Having spent a good chunk of my adult life as an appendage to academia (grad-student spouse in a college town, then wife of a faculty member at a small college in a mid-sized city), I still tend to be drawn to fiction set in that world. The three Andreas sisters grew up as daughters of a Shakespeare scholar at a small midwestern college, and were shaped by both those factors. Each was named for a character in a Shakespeare play, and essentially speaks Shakespeare as a second language - its the method by which their father is most comfortable communicating; and each attended Barnwell College. But then their paths diverged. Rose, the eldest, became a math professor at a nearby university, a woman of numbers rather than words; her younger sisters, Bianca (Bean) and Cordelia, were more ambitious to get out of Barnwell than anything else. However, when their mother is diagnosed with breast cancer, each of the sisters already has another reason of her own to come home to help care for her, and to rediscover the town that still has a hold on them all.
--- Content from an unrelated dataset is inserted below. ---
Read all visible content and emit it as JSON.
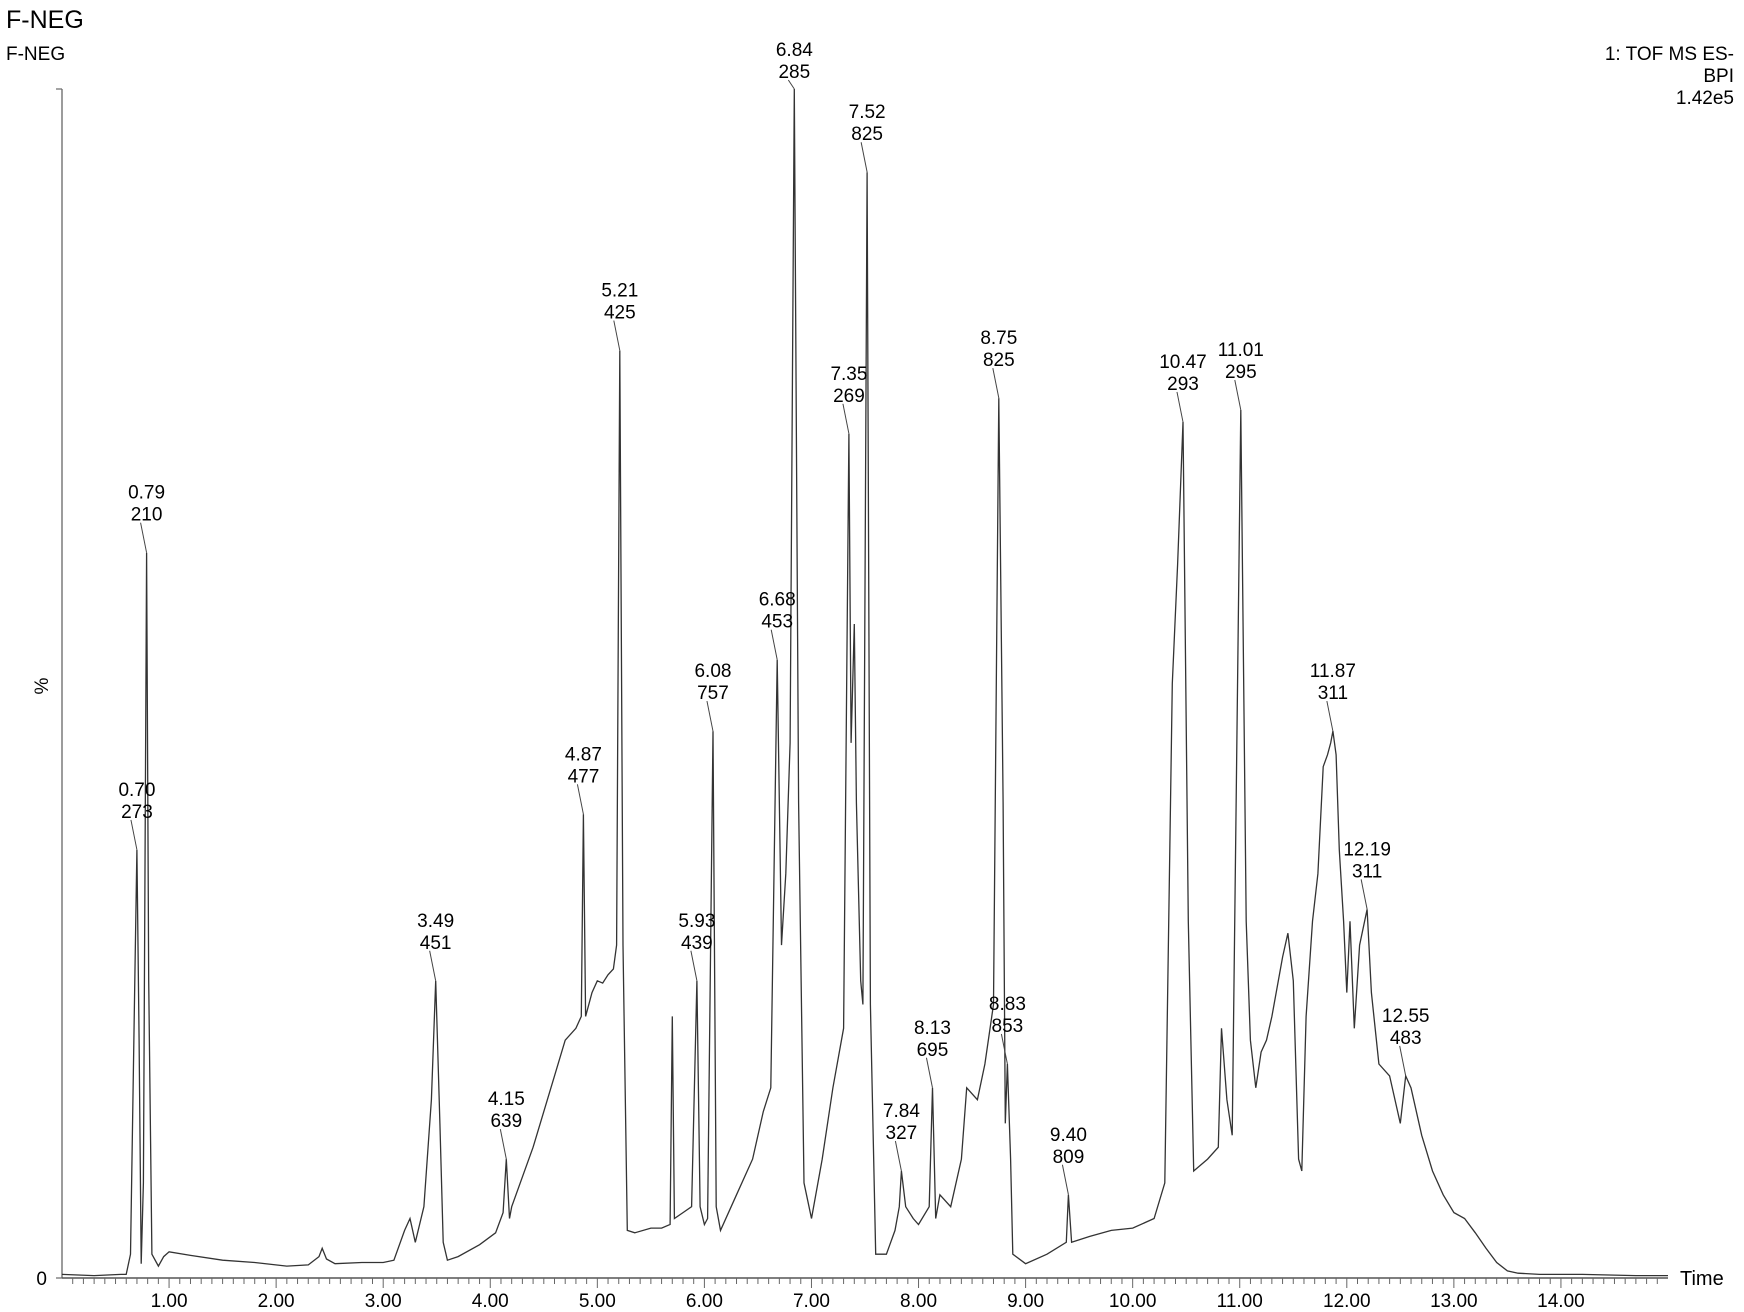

Debut novelist Eleanor Brown chooses to narrate in the unusual first-person plural, giving the sisters a collective voice even as she relates the individual threads of their story. I always find that interesting, and I really liked the way she used it here, particularly when she employed it to make wry observations about one sister's behavior or thoughts as if they were observed by the others. Given the fact that the sisters really do have issues with one another - as in many families, they wouldn't choose to associate with each other if they werent related to each other - I thought that it provided an interesting counterpoint to have them speak as one.
I thought the novels strengths were in the writing and in Brown's portrayal of the mix of friction and fondness in the sisters' relationships with each other. The liberal use of quotes from Shakespeare throughout the narrative and characters conversations adds a highbrow element, but not an off-putting one - given the novel's framework, it fits. I didn't find the sisters themselves quite so compelling, though; I appreciate that Brown didn't try too hard to make them endearing, but sometimes it felt like she went too far in the opposite direction from that, which I think really works best in satire - and this novel is much more earnest than satirical. The story itself covers pretty familiar ground; Brown's approach to it is unique, but I didn't feel she was really saying anything new.
I liked The Weird Sisters, especially as a first novel, and I'll be interested in seeing the progress of Eleanor Browns writing career. However, I honestly wanted to love this book the way so many other readers do...and I can't honestly say I did. I may like it more in retrospect, or even grow to love it, but now, I just liked this book.